Friday, August 2, 2013

Star Wars Screen Crawl as a Query Letter?

Opinion of original series is undaunted as one of the best sci-fi trilogies made to date.  It was such a significant contributor the genre and film making in general that it was one of the first movies the United States Congress decided to preserve in their Congressional National Film Registry.  This trilogy is particularly important when realizing the technology of the day compared to how well they (Lucas, et al) pulled it off; even today the special effects largely hold up to modern day expectations.  The only exception I could think to include would be all those additional, extra scenes that Lucas added, as well as most of the ‘enhancements’ add years later.  Many current sci-fi movies suffer from an over-reliance on CGI, to the point where it seems the story revolves around what a computer programmer could accomplish, the script written thereafter to include said scene.  I personally believe that Lucas drank a little too much of the Kool-Aid and became a victim of his own success.  The prequel trilogy (shudders) would be an ideal example of this problem, my opinion on those films clearly demonstrated here.
The key thing I noted was how the opening paragraphs (screen crawl) seemed to equate the elements of a great query letter:
It is a period of civil war. Rebel spaceships, striking from a hidden base, have won their first victory against the evil Galactic Empire.
During the battle, Rebel spies managed to steal secret plans to the Empire’s ultimate weapon, the DEATH STAR, an armored space station with enough power to destroy an entire planet.
Pursued by the Empire’s sinister agents, Princess Leia races home aboard her starship, custodian of the stolen plans that can save her people and restore freedom to the galaxy….
Originally a six paragraph text, Brian de Palma helped edit it down to the current, concise introduction.  As a query letter, it would fall extremely short on length (only 83 words), yet it answers the three basic elements:  What does the protagonist want?  What must they do to accomplish it?  What happens should they fail?
It serves as a great introduction to the film.  In this case, viewers already paid their tickets, so there was no purchase-wall to break through.  Query letters must gain the attention of the agent or publisher to continue into the opening scene, or request that partial.  Without knowing much about the plot, the screen crawl sets up one of the best opening scenes in cinematic history, patrons immediately drawn into the conflict.
Albeit a different craft altogether, that of writing and movie making, the concept of targeting emotional investment is identical.

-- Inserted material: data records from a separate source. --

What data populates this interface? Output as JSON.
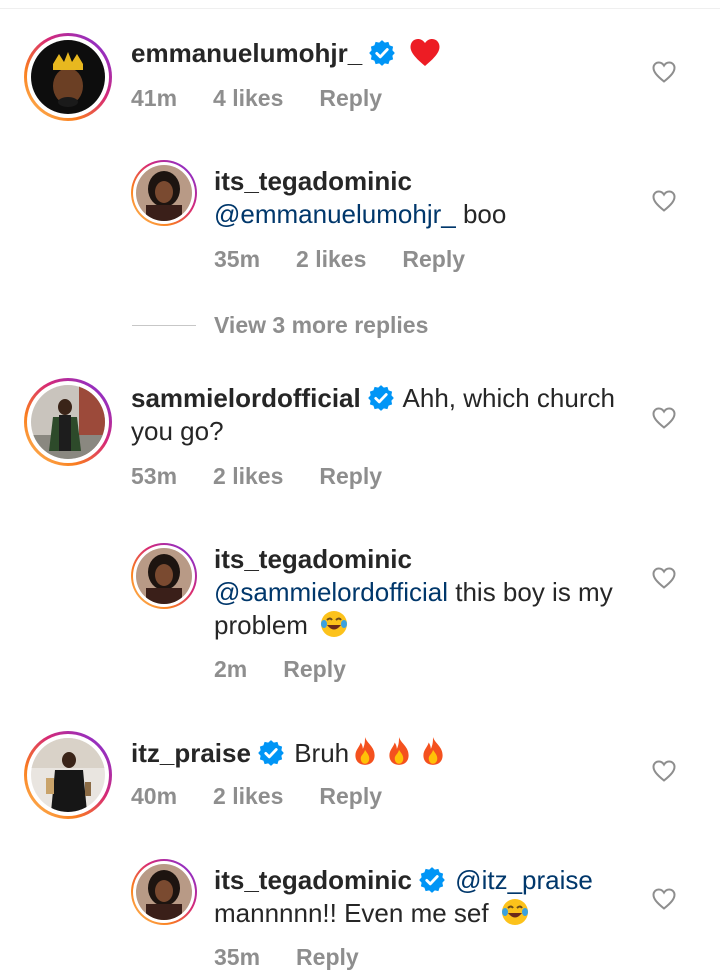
{
  "comments": [
    {
      "username": "emmanuelumohjr_",
      "verified": true,
      "text": "",
      "time": "41m",
      "likes": "4 likes",
      "reply_label": "Reply"
    },
    {
      "username": "its_tegadominic",
      "verified": false,
      "mention": "@emmanuelumohjr_",
      "text": "boo",
      "time": "35m",
      "likes": "2 likes",
      "reply_label": "Reply"
    },
    {
      "username": "sammielordofficial",
      "verified": true,
      "text": "Ahh, which church you go?",
      "time": "53m",
      "likes": "2 likes",
      "reply_label": "Reply"
    },
    {
      "username": "its_tegadominic",
      "verified": false,
      "mention": "@sammielordofficial",
      "text": "this boy is my problem",
      "time": "2m",
      "reply_label": "Reply"
    },
    {
      "username": "itz_praise",
      "verified": true,
      "text": "Bruh",
      "time": "40m",
      "likes": "2 likes",
      "reply_label": "Reply"
    },
    {
      "username": "its_tegadominic",
      "verified": true,
      "mention": "@itz_praise",
      "text": "mannnnn!! Even me sef",
      "time": "35m",
      "reply_label": "Reply"
    }
  ],
  "view_more_replies": "View 3 more replies",
  "colors": {
    "verified": "#0095f6",
    "meta": "#8e8e8e",
    "mention": "#00376b",
    "heart_emoji": "#ed1c24"
  },
  "icons": {
    "like": "heart-outline-icon",
    "verified": "verified-badge-icon"
  }
}
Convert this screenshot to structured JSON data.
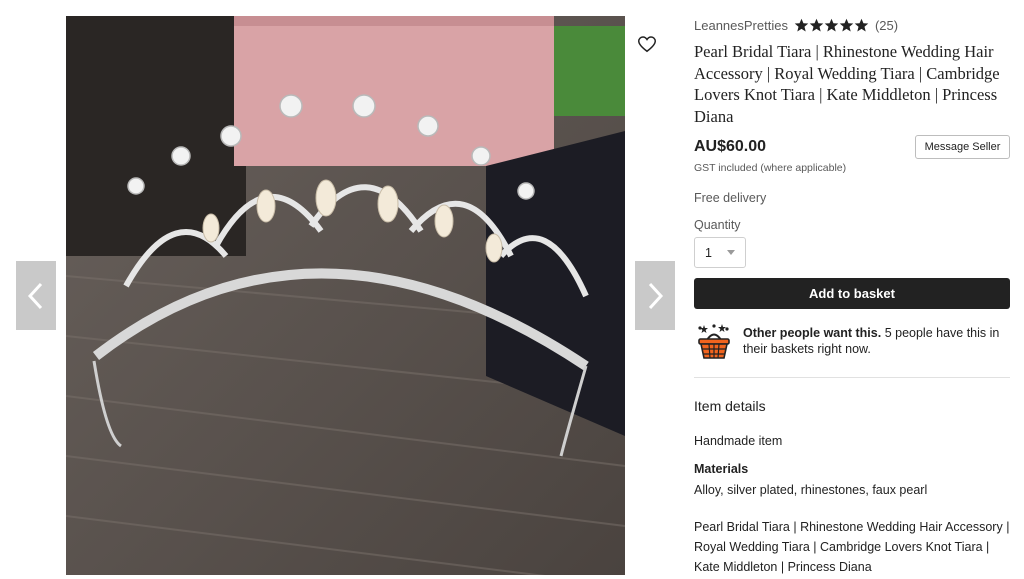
{
  "gallery": {
    "prev_icon": "chevron-left-icon",
    "next_icon": "chevron-right-icon",
    "favorite_icon": "heart-outline-icon",
    "image_alt": "Pearl Bridal Tiara"
  },
  "listing": {
    "seller_name": "LeannesPretties",
    "rating_stars": 5,
    "review_count": "(25)",
    "title": "Pearl Bridal Tiara | Rhinestone Wedding Hair Accessory | Royal Wedding Tiara | Cambridge Lovers Knot Tiara | Kate Middleton | Princess Diana",
    "price": "AU$60.00",
    "message_seller_label": "Message Seller",
    "gst_note": "GST included (where applicable)",
    "delivery": "Free delivery",
    "quantity_label": "Quantity",
    "quantity_value": "1",
    "add_to_basket_label": "Add to basket"
  },
  "demand": {
    "icon": "basket-icon",
    "headline": "Other people want this.",
    "body": " 5 people have this in their baskets right now."
  },
  "item_details": {
    "heading": "Item details",
    "handmade": "Handmade item",
    "materials_heading": "Materials",
    "materials": "Alloy, silver plated, rhinestones, faux pearl",
    "description": "Pearl Bridal Tiara | Rhinestone Wedding Hair Accessory | Royal Wedding Tiara | Cambridge Lovers Knot Tiara | Kate Middleton | Princess Diana"
  },
  "colors": {
    "button_dark": "#222222",
    "nav_button": "#c9c9c9",
    "star": "#222222"
  }
}
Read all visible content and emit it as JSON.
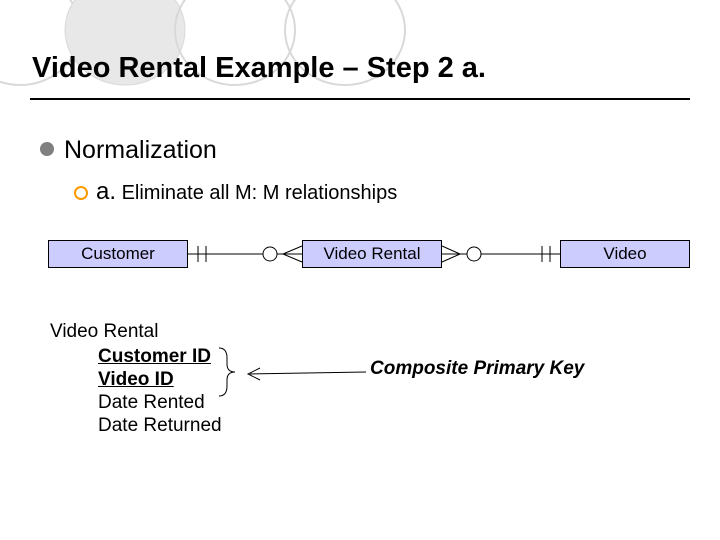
{
  "title": "Video Rental Example – Step 2 a.",
  "bullets": {
    "l1": "Normalization",
    "l2a": "a.",
    "l2b": " Eliminate all M: M relationships"
  },
  "entities": {
    "customer": "Customer",
    "video_rental": "Video Rental",
    "video": "Video"
  },
  "table": {
    "name": "Video Rental",
    "attrs": [
      "Customer ID",
      "Video ID",
      "Date Rented",
      "Date Returned"
    ]
  },
  "annotation": "Composite Primary Key"
}
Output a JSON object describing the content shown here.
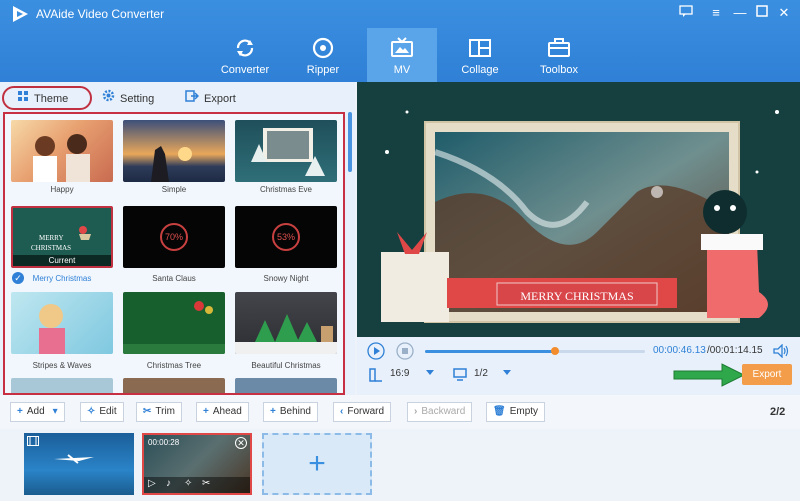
{
  "app": {
    "title": "AVAide Video Converter"
  },
  "nav": {
    "tabs": [
      {
        "label": "Converter",
        "icon": "refresh-icon"
      },
      {
        "label": "Ripper",
        "icon": "disc-icon"
      },
      {
        "label": "MV",
        "icon": "tv-icon",
        "active": true
      },
      {
        "label": "Collage",
        "icon": "grid-icon"
      },
      {
        "label": "Toolbox",
        "icon": "toolbox-icon"
      }
    ]
  },
  "subtabs": {
    "theme": "Theme",
    "setting": "Setting",
    "export": "Export"
  },
  "themes": [
    {
      "label": "Happy"
    },
    {
      "label": "Simple"
    },
    {
      "label": "Christmas Eve"
    },
    {
      "label": "Merry Christmas",
      "selected": true,
      "current_label": "Current",
      "thumb_text": "MERRY CHRISTMAS"
    },
    {
      "label": "Santa Claus",
      "percent": "70%"
    },
    {
      "label": "Snowy Night",
      "percent": "53%"
    },
    {
      "label": "Stripes & Waves"
    },
    {
      "label": "Christmas Tree"
    },
    {
      "label": "Beautiful Christmas"
    }
  ],
  "preview": {
    "banner_text": "MERRY CHRISTMAS",
    "current_time": "00:00:46.13",
    "total_time": "/00:01:14.15",
    "progress": 0.59,
    "aspect_ratio": "16:9",
    "page": "1/2",
    "export_label": "Export"
  },
  "toolbar": {
    "add": "Add",
    "edit": "Edit",
    "trim": "Trim",
    "ahead": "Ahead",
    "behind": "Behind",
    "forward": "Forward",
    "backward": "Backward",
    "empty": "Empty",
    "count": "2/2"
  },
  "timeline": {
    "clip2_time": "00:00:28",
    "add_symbol": "+"
  },
  "colors": {
    "accent": "#2f80d6",
    "export": "#f39c4a",
    "highlight": "#c63042"
  }
}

As the screen crawl skims down to a shot of the orbit around the planet of Tatooine, we suddenly have a space craft fly over, followed by a sudden flurry of laser bolts and an even bigger ship chasing them.  We are thereafter just launched into the story that the screen crawl developed.  Princess Leia is fleeing, in a much smaller ship, while the weighty bulk of the Empire chases her down.  We know that Princess Leia has the stolen plans and is fleeing the Empire’s agents, her goal nothing short of the galaxy’s freedom (I’m sure some would call this overly ambitious). She must return with the plans, the fate of worlds (literally) at stake should she fail.
In what is ultimately an ensemble cast, it struck me that the opening teaser and what I am essentially equating to a query letter should center on Leia.  Knowing the way the film works out, from a query letter perspective it would almost seem to make more sense targeting Luke’s point-of-view.  From what I’ve been gathering from various sources and websites, that may not be the case, particularly given the way the film starts; the opening chapter is of Leia’s flight from the Empire.  We don’t even see Luke until perhaps 30 minutes into the film!
When I compare my epic fantasy manuscript to the Star Wars screen crawl and the opening scene (Chapter 1, so to speak), I’m left with likely the same problem Lucas had before Brian de Palma came in and tightened the text.  My query letter currently centers on the two primary characters, each with an equal weight in space and impact on the overall plot; there are several reasons for this, centered on future events I hope I’m able to get to.  I’m still curious whether this is an obstacle with agents and/or publishers.  The temptation is to reduce the query letter to one central character, be it Soki and her issues at the Imperial Courts through to her escape of a coup and the aftermath, or Tagaretsu who must escape from the goblin invasion and grasp at even the possibility of an item that may save the empire from complete collapse.
At this point, the efforts are centered on the second book.  Is my query letter polished enough to go out?  Maybe.  It’s had a go through the AbsoluteWrite forums before, with varying degrees of response (and success depending on who you listen to).